We'll be introducing an extra component to your observation project tomorrow afternoon, for presentation the following Thursday 8th October.
The brief is relatively straight forward:

Select 16 of your photographs, print them, square them, and mount them with precision in a 4x4 grid with equal space between each (we call this a tartan grid). Obviously you don't want the grid to become too large so keep the individual images manageably small.

Draw a map of your habitual walk. Remember that what is represented on a map is entirely the preserve of those who commission and make it, in this case you take on the role of both. Again make sure your map is not too large, for it must be mounted or printed beneath your grid of 16 photographs and on the same sheet.
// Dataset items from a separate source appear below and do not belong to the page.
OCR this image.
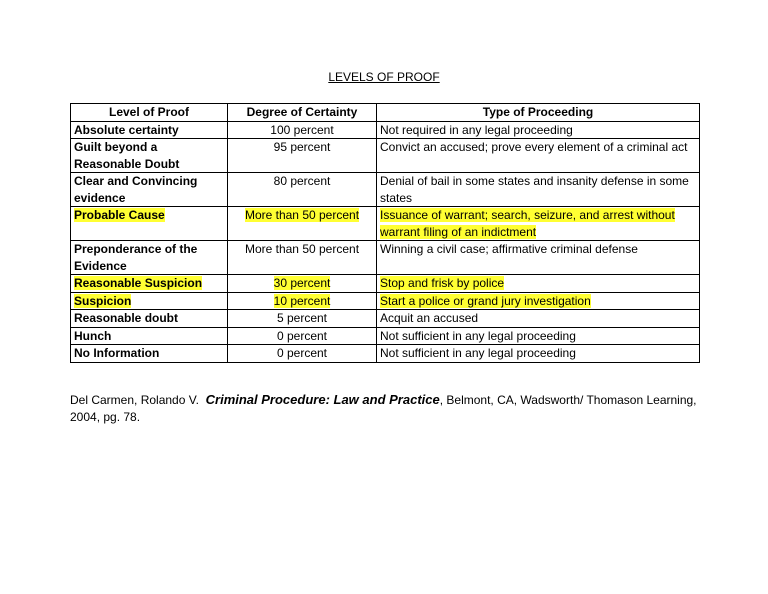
LEVELS OF PROOF
Level of Proof	Degree of Certainty	Type of Proceeding
Absolute certainty	100 percent	Not required in any legal proceeding
Guilt beyond a Reasonable Doubt	95 percent	Convict an accused; prove every element of a criminal act
Clear and Convincing evidence	80 percent	Denial of bail in some states and insanity defense in some states
Probable Cause	More than 50 percent	Issuance of warrant; search, seizure, and arrest without warrant filing of an indictment
Preponderance of the Evidence	More than 50 percent	Winning a civil case; affirmative criminal defense
Reasonable Suspicion	30 percent	Stop and frisk by police
Suspicion	10 percent	Start a police or grand jury investigation
Reasonable doubt	5 percent	Acquit an accused
Hunch	0 percent	Not sufficient in any legal proceeding
No Information	0 percent	Not sufficient in any legal proceeding
Del Carmen, Rolando V. Criminal Procedure: Law and Practice, Belmont, CA, Wadsworth/ Thomason Learning, 2004, pg. 78.
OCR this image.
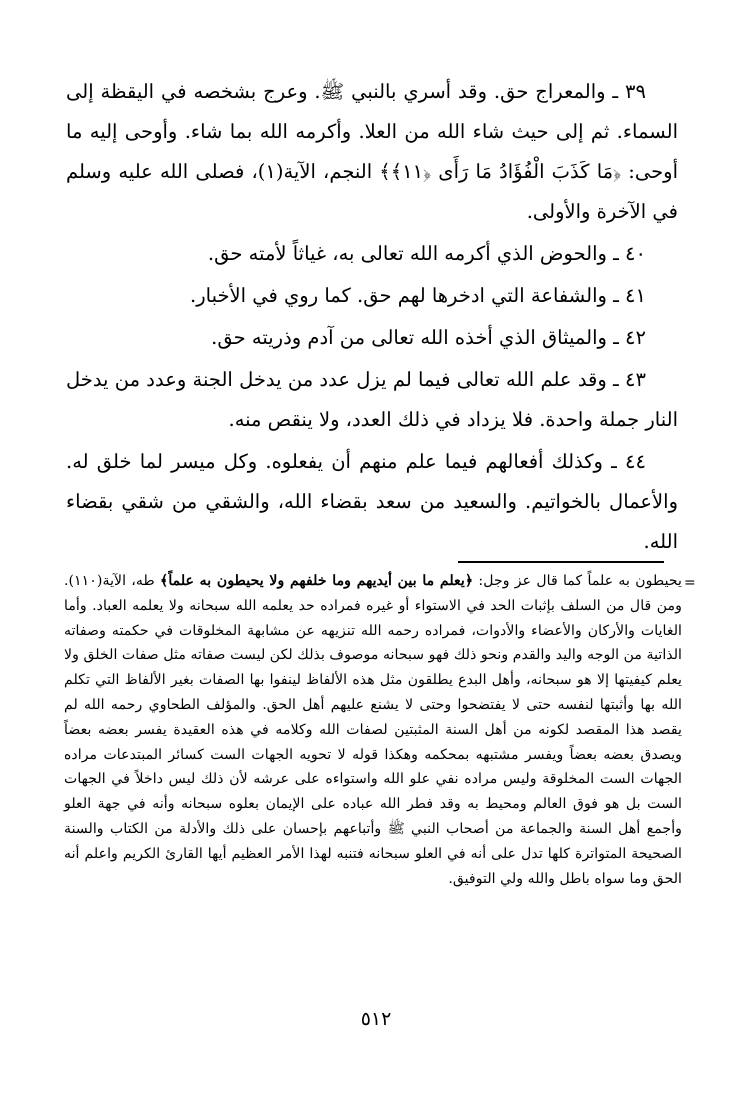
٣٩ ـ والمعراج حق. وقد أسري بالنبي ﷺ. وعرج بشخصه في اليقظة إلى السماء. ثم إلى حيث شاء الله من العلا. وأكرمه الله بما شاء. وأوحى إليه ما أوحى: ﴿مَا كَذَبَ الْفُؤَادُ مَا رَأَى ﴿١١﴾﴾ النجم، الآية(١)، فصلى الله عليه وسلم في الآخرة والأولى.

٤٠ ـ والحوض الذي أكرمه الله تعالى به، غياثاً لأمته حق.

٤١ ـ والشفاعة التي ادخرها لهم حق. كما روي في الأخبار.

٤٢ ـ والميثاق الذي أخذه الله تعالى من آدم وذريته حق.

٤٣ ـ وقد علم الله تعالى فيما لم يزل عدد من يدخل الجنة وعدد من يدخل النار جملة واحدة. فلا يزداد في ذلك العدد، ولا ينقص منه.

٤٤ ـ وكذلك أفعالهم فيما علم منهم أن يفعلوه. وكل ميسر لما خلق له. والأعمال بالخواتيم. والسعيد من سعد بقضاء الله، والشقي من شقي بقضاء الله.

=
يحيطون به علماً كما قال عز وجل: ﴿يعلم ما بين أيديهم وما خلفهم ولا يحيطون به علماً﴾ طه، الآية(١١٠). ومن قال من السلف بإثبات الحد في الاستواء أو غيره فمراده حد يعلمه الله سبحانه ولا يعلمه العباد. وأما الغايات والأركان والأعضاء والأدوات، فمراده رحمه الله تنزيهه عن مشابهة المخلوقات في حكمته وصفاته الذاتية من الوجه واليد والقدم ونحو ذلك فهو سبحانه موصوف بذلك لكن ليست صفاته مثل صفات الخلق ولا يعلم كيفيتها إلا هو سبحانه، وأهل البدع يطلقون مثل هذه الألفاظ لينفوا بها الصفات بغير الألفاظ التي تكلم الله بها وأثبتها لنفسه حتى لا يفتضحوا وحتى لا يشنع عليهم أهل الحق. والمؤلف الطحاوي رحمه الله لم يقصد هذا المقصد لكونه من أهل السنة المثبتين لصفات الله وكلامه في هذه العقيدة يفسر بعضه بعضاً ويصدق بعضه بعضاً ويفسر مشتبهه بمحكمه وهكذا قوله لا تحويه الجهات الست كسائر المبتدعات مراده الجهات الست المخلوقة وليس مراده نفي علو الله واستواءه على عرشه لأن ذلك ليس داخلاً في الجهات الست بل هو فوق العالم ومحيط به وقد فطر الله عباده على الإيمان بعلوه سبحانه وأنه في جهة العلو وأجمع أهل السنة والجماعة من أصحاب النبي ﷺ وأتباعهم بإحسان على ذلك والأدلة من الكتاب والسنة الصحيحة المتواترة كلها تدل على أنه في العلو سبحانه فتنبه لهذا الأمر العظيم أيها القارئ الكريم واعلم أنه الحق وما سواه باطل والله ولي التوفيق.
٥١٢
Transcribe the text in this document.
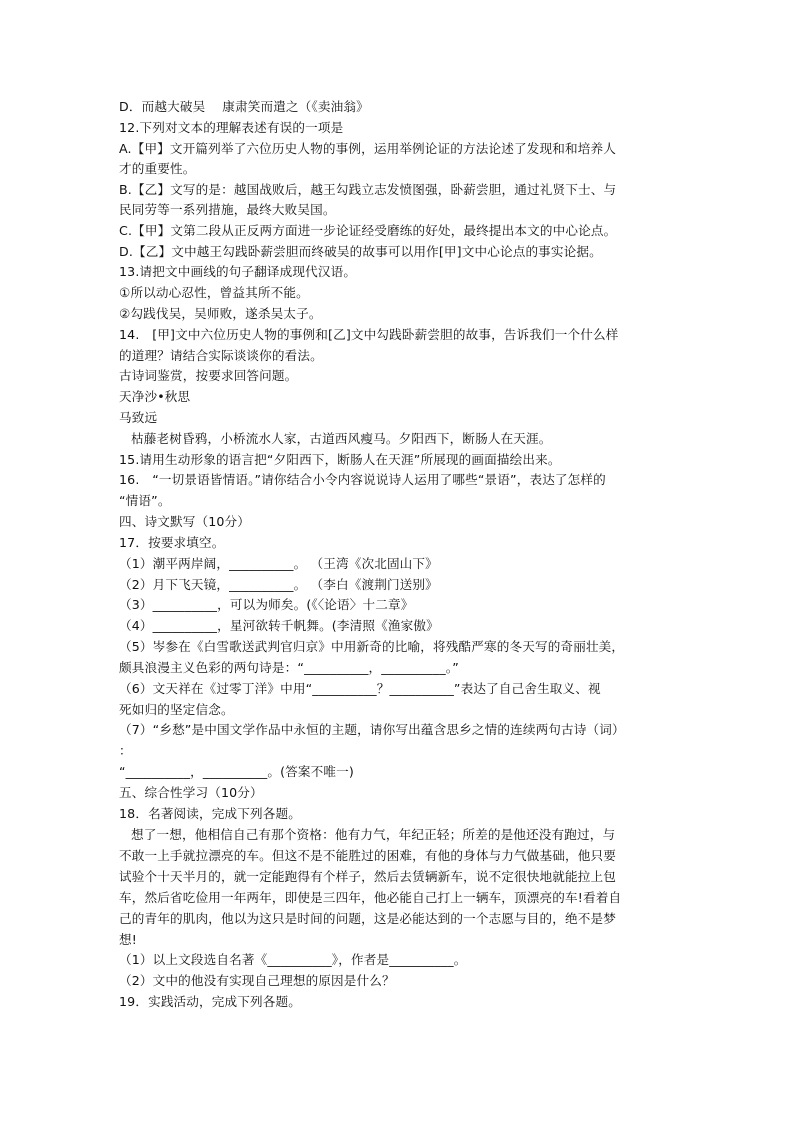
D．而越大破吴　 康肃笑而遣之（《卖油翁》
12.下列对文本的理解表述有误的一项是
A.【甲】文开篇列举了六位历史人物的事例，运用举例论证的方法论述了发现和和培养人
才的重要性。
B.【乙】文写的是：越国战败后，越王勾践立志发愤图强，卧薪尝胆，通过礼贤下士、与
民同劳等一系列措施，最终大败吴国。
C.【甲】文第二段从正反两方面进一步论证经受磨练的好处，最终提出本文的中心论点。
D.【乙】文中越王勾践卧薪尝胆而终破吴的故事可以用作[甲]文中心论点的事实论据。
13.请把文中画线的句子翻译成现代汉语。
①所以动心忍性，曾益其所不能。
②勾践伐吴，吴师败，遂杀吴太子。
14.　[甲]文中六位历史人物的事例和[乙]文中勾践卧薪尝胆的故事，告诉我们一个什么样
的道理？请结合实际谈谈你的看法。
古诗词鉴赏，按要求回答问题。
天净沙•秋思
马致远
枯藤老树昏鸦，小桥流水人家，古道西风瘦马。夕阳西下，断肠人在天涯。
15.请用生动形象的语言把“夕阳西下，断肠人在天涯”所展现的画面描绘出来。
16.　“一切景语皆情语。”请你结合小令内容说说诗人运用了哪些“景语”，表达了怎样的
“情语”。
四、诗文默写（10分）
17．按要求填空。
（1）潮平两岸阔，__________。 （王湾《次北固山下》
（2）月下飞天镜，__________。 （李白《渡荆门送别》
（3）__________，可以为师矣。(《〈论语〉十二章》
（4）__________，星河欲转千帆舞。(李清照《渔家傲》
（5）岑参在《白雪歌送武判官归京》中用新奇的比喻，将残酷严寒的冬天写的奇丽壮美，
颇具浪漫主义色彩的两句诗是：“__________，__________。”
（6）文天祥在《过零丁洋》中用“__________？__________”表达了自己舍生取义、视
死如归的坚定信念。
（7）“乡愁”是中国文学作品中永恒的主题，请你写出蕴含思乡之情的连续两句古诗（词）
：
“__________，__________。(答案不唯一)
五、综合性学习（10分）
18．名著阅读，完成下列各题。
想了一想，他相信自己有那个资格：他有力气，年纪正轻；所差的是他还没有跑过，与
不敢一上手就拉漂亮的车。但这不是不能胜过的困难，有他的身体与力气做基础，他只要
试验个十天半月的，就一定能跑得有个样子，然后去赁辆新车，说不定很快地就能拉上包
车，然后省吃俭用一年两年，即使是三四年，他必能自己打上一辆车，顶漂亮的车!看着自
己的青年的肌肉，他以为这只是时间的问题，这是必能达到的一个志愿与目的，绝不是梦
想!
（1）以上文段选自名著《__________》，作者是__________。
（2）文中的他没有实现自己理想的原因是什么？
19．实践活动，完成下列各题。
Make sure you draw your map with great care, no-matter what you highlight on it.

This project is about being precise in presentation.

Friday, 25 September 2009

Session One: Observation

How many things in this picture would indicate that the location was Berlin? This session questions your powers of observation. How much time do you take to really look at the world around you? Some of us spend hours each day doing just this, listening, looking, thinking. Of course, as a generation, you have been brought up in environments where such passive activity is largely INCONCEIVABLE, but it is a practice you will have to cultivate to be successful.
Your task is to take a walk you habitually take (take it by yourself), something you hardly think about doing, and suddenly, to be self aware that you are doing it, that you have been asked as an architecture student to look at stuff again- why, how, and what. You might find yourself thinking, suddenly, about almost anything; bricks, puddles, fashions, signs whatever. Note the experience as a short piece of writing (less than 150 words) on your newly created blog. 
Go back the next day (shouldn't be difficult- you habitually do this walk) and photograph particular moments or materials you've had percolating in your head from the previous day's thinking.